Segundo António Henriques, as estradas estão todas transitáveis e, neste momento, a autarquia está “a acompanhar os casos mais vulneráveis e a fazer o levantamento” das infraestruturas afetadas.
“Estamos a acompanhar a população mais vulnerável, juntamente com as equipas de ação social, junto com os nossos parceiros também das IPSS [instituições particulares de solidariedade social]”, adiantou.
Para já, o autarca ainda não tem uma estimativa dos prejuízos.

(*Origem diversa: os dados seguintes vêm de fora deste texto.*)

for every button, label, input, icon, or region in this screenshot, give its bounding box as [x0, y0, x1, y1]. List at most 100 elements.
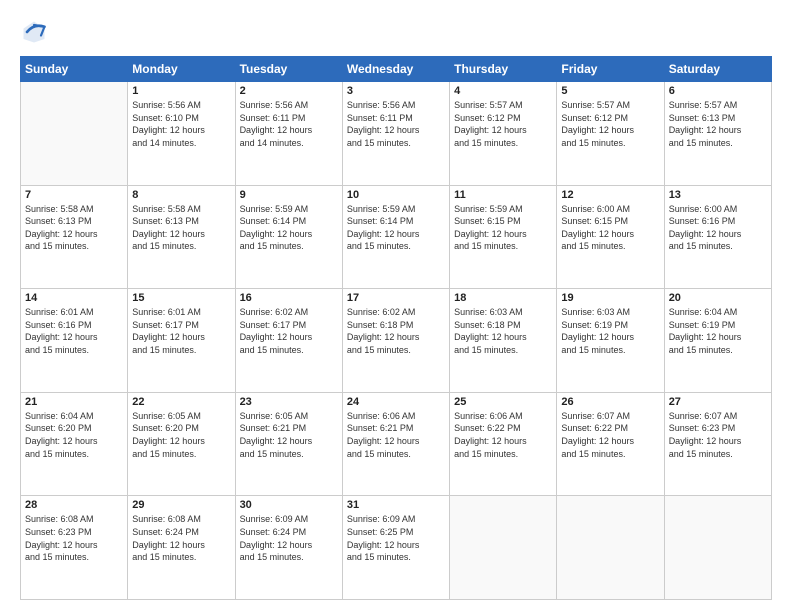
day-info: Sunrise: 6:04 AMSunset: 6:19 PMDaylight:…	[669, 306, 767, 356]
calendar-cell: 28 Sunrise: 6:08 AMSunset: 6:23 PMDayligh…	[21, 496, 128, 600]
calendar-header-row: SundayMondayTuesdayWednesdayThursdayFrid…	[21, 57, 772, 82]
day-number: 8	[132, 189, 230, 201]
calendar-week-5: 28 Sunrise: 6:08 AMSunset: 6:23 PMDayligh…	[21, 496, 772, 600]
calendar-cell: 16 Sunrise: 6:02 AMSunset: 6:17 PMDayligh…	[235, 289, 342, 393]
day-info: Sunrise: 6:08 AMSunset: 6:23 PMDaylight:…	[25, 513, 123, 563]
day-info: Sunrise: 6:08 AMSunset: 6:24 PMDaylight:…	[132, 513, 230, 563]
calendar-cell: 26Sunrise: 6:07 AMSunset: 6:22 PMDayligh…	[557, 392, 664, 496]
day-info: Sunrise: 5:57 AMSunset: 6:12 PMDaylight:…	[561, 99, 659, 149]
day-number: 29	[132, 499, 230, 511]
calendar-cell: 12Sunrise: 6:00 AMSunset: 6:15 PMDayligh…	[557, 185, 664, 289]
calendar-cell: 21 Sunrise: 6:04 AMSunset: 6:20 PMDayligh…	[21, 392, 128, 496]
calendar-cell	[450, 496, 557, 600]
day-info: Sunrise: 6:06 AMSunset: 6:22 PMDaylight:…	[454, 410, 552, 460]
day-number: 4	[454, 85, 552, 97]
day-info: Sunrise: 5:59 AMSunset: 6:14 PMDaylight:…	[240, 203, 338, 253]
calendar-cell: 30Sunrise: 6:09 AMSunset: 6:24 PMDayligh…	[235, 496, 342, 600]
day-number: 23	[240, 396, 338, 408]
day-info: Sunrise: 5:59 AMSunset: 6:15 PMDaylight:…	[454, 203, 552, 253]
day-info: Sunrise: 6:05 AMSunset: 6:20 PMDaylight:…	[132, 410, 230, 460]
calendar-header-friday: Friday	[557, 57, 664, 82]
calendar-cell	[21, 82, 128, 186]
day-number: 12	[561, 189, 659, 201]
day-number: 6	[669, 85, 767, 97]
calendar-week-2: 7 Sunrise: 5:58 AMSunset: 6:13 PMDaylight…	[21, 185, 772, 289]
day-number: 21	[25, 396, 123, 408]
calendar-cell: 7 Sunrise: 5:58 AMSunset: 6:13 PMDaylight…	[21, 185, 128, 289]
day-number: 20	[669, 292, 767, 304]
day-info: Sunrise: 6:09 AMSunset: 6:25 PMDaylight:…	[347, 513, 445, 563]
calendar-header-wednesday: Wednesday	[342, 57, 449, 82]
day-info: Sunrise: 5:57 AMSunset: 6:12 PMDaylight:…	[454, 99, 552, 149]
calendar-cell: 11 Sunrise: 5:59 AMSunset: 6:15 PMDayligh…	[450, 185, 557, 289]
calendar-cell: 23 Sunrise: 6:05 AMSunset: 6:21 PMDayligh…	[235, 392, 342, 496]
day-info: Sunrise: 5:58 AMSunset: 6:13 PMDaylight:…	[132, 203, 230, 253]
day-number: 17	[347, 292, 445, 304]
day-number: 24	[347, 396, 445, 408]
generalblue-logo-icon	[20, 18, 48, 46]
calendar-cell: 19 Sunrise: 6:03 AMSunset: 6:19 PMDayligh…	[557, 289, 664, 393]
calendar-cell: 4 Sunrise: 5:57 AMSunset: 6:12 PMDaylight…	[450, 82, 557, 186]
calendar-cell: 17 Sunrise: 6:02 AMSunset: 6:18 PMDayligh…	[342, 289, 449, 393]
calendar-header-thursday: Thursday	[450, 57, 557, 82]
day-number: 26	[561, 396, 659, 408]
logo	[20, 18, 52, 46]
day-number: 28	[25, 499, 123, 511]
day-info: Sunrise: 6:03 AMSunset: 6:18 PMDaylight:…	[454, 306, 552, 356]
day-info: Sunrise: 6:05 AMSunset: 6:21 PMDaylight:…	[240, 410, 338, 460]
day-number: 25	[454, 396, 552, 408]
day-number: 27	[669, 396, 767, 408]
day-number: 2	[240, 85, 338, 97]
day-number: 16	[240, 292, 338, 304]
day-number: 15	[132, 292, 230, 304]
page: SundayMondayTuesdayWednesdayThursdayFrid…	[0, 0, 792, 612]
day-info: Sunrise: 6:02 AMSunset: 6:18 PMDaylight:…	[347, 306, 445, 356]
day-info: Sunrise: 6:01 AMSunset: 6:16 PMDaylight:…	[25, 306, 123, 356]
calendar-header-saturday: Saturday	[664, 57, 771, 82]
day-info: Sunrise: 6:00 AMSunset: 6:16 PMDaylight:…	[669, 203, 767, 253]
calendar-cell: 31 Sunrise: 6:09 AMSunset: 6:25 PMDayligh…	[342, 496, 449, 600]
calendar-cell: 8 Sunrise: 5:58 AMSunset: 6:13 PMDaylight…	[128, 185, 235, 289]
day-number: 19	[561, 292, 659, 304]
day-number: 30	[240, 499, 338, 511]
calendar-header-sunday: Sunday	[21, 57, 128, 82]
calendar-cell: 27 Sunrise: 6:07 AMSunset: 6:23 PMDayligh…	[664, 392, 771, 496]
calendar-cell	[557, 496, 664, 600]
day-info: Sunrise: 5:59 AMSunset: 6:14 PMDaylight:…	[347, 203, 445, 253]
day-info: Sunrise: 5:56 AMSunset: 6:10 PMDaylight:…	[132, 99, 230, 149]
day-info: Sunrise: 6:02 AMSunset: 6:17 PMDaylight:…	[240, 306, 338, 356]
calendar-cell: 20 Sunrise: 6:04 AMSunset: 6:19 PMDayligh…	[664, 289, 771, 393]
day-number: 9	[240, 189, 338, 201]
day-info: Sunrise: 5:56 AMSunset: 6:11 PMDaylight:…	[347, 99, 445, 149]
day-info: Sunrise: 6:07 AMSunset: 6:23 PMDaylight:…	[669, 410, 767, 460]
calendar-cell: 1 Sunrise: 5:56 AMSunset: 6:10 PMDaylight…	[128, 82, 235, 186]
calendar-cell: 13 Sunrise: 6:00 AMSunset: 6:16 PMDayligh…	[664, 185, 771, 289]
header	[20, 18, 772, 46]
day-number: 13	[669, 189, 767, 201]
day-info: Sunrise: 6:06 AMSunset: 6:21 PMDaylight:…	[347, 410, 445, 460]
calendar-cell: 3 Sunrise: 5:56 AMSunset: 6:11 PMDaylight…	[342, 82, 449, 186]
day-info: Sunrise: 5:56 AMSunset: 6:11 PMDaylight:…	[240, 99, 338, 149]
calendar-cell	[664, 496, 771, 600]
calendar-cell: 9 Sunrise: 5:59 AMSunset: 6:14 PMDaylight…	[235, 185, 342, 289]
calendar-week-3: 14Sunrise: 6:01 AMSunset: 6:16 PMDayligh…	[21, 289, 772, 393]
day-number: 10	[347, 189, 445, 201]
day-number: 11	[454, 189, 552, 201]
calendar-week-4: 21 Sunrise: 6:04 AMSunset: 6:20 PMDayligh…	[21, 392, 772, 496]
calendar-cell: 2 Sunrise: 5:56 AMSunset: 6:11 PMDaylight…	[235, 82, 342, 186]
day-number: 7	[25, 189, 123, 201]
calendar-cell: 6 Sunrise: 5:57 AMSunset: 6:13 PMDaylight…	[664, 82, 771, 186]
day-number: 31	[347, 499, 445, 511]
calendar-header-tuesday: Tuesday	[235, 57, 342, 82]
day-info: Sunrise: 6:01 AMSunset: 6:17 PMDaylight:…	[132, 306, 230, 356]
day-info: Sunrise: 5:58 AMSunset: 6:13 PMDaylight:…	[25, 203, 123, 253]
calendar-header-monday: Monday	[128, 57, 235, 82]
calendar-cell: 14Sunrise: 6:01 AMSunset: 6:16 PMDayligh…	[21, 289, 128, 393]
day-info: Sunrise: 6:03 AMSunset: 6:19 PMDaylight:…	[561, 306, 659, 356]
day-number: 3	[347, 85, 445, 97]
day-info: Sunrise: 5:57 AMSunset: 6:13 PMDaylight:…	[669, 99, 767, 149]
day-number: 22	[132, 396, 230, 408]
day-number: 1	[132, 85, 230, 97]
calendar-cell: 15 Sunrise: 6:01 AMSunset: 6:17 PMDayligh…	[128, 289, 235, 393]
day-info: Sunrise: 6:04 AMSunset: 6:20 PMDaylight:…	[25, 410, 123, 460]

“É muito cedo. (…) Há muitos estragos em coberturas das casas, há muitos estragos do ponto de vista público, principalmente naquilo que são as infraestruturas elétricas e telecomunicações”, referiu.
O concelho está sem eletricidade e telecomunicações, tendo o contacto com a Lusa sido feito através de sistema de satélite.
“Estamos a acompanhar junto da E-Redes e de outras entidades, para perceber o que é que vai acontecer, mas já percebemos que, principalmente, ao nível de energia vai demorar algum tempo a repor”, admitiu, esclarecendo que houve recurso a “geradores nas situações mais críticas, principalmente nas IPSS”.
A passagem da depressão Kristin pelo território português, na quarta-feira, deixou um rasto de destruição, causando pelo menos seis mortos, vários feridos e desalojados.
Quedas de árvores e de estruturas, corte ou o condicionamento de estradas e serviços de transporte, em especial linhas ferroviárias, fecho de escolas e cortes de energia, água e comunicações foram as principais consequências materiais do temporal.
Leiria, por onde a depressão entrou no território do continente, Coimbra e Santarém são os distritos que registam mais estragos.
O Governo anunciou que vai decretar situação de calamidade nas zonas mais afetadas pela tempestade.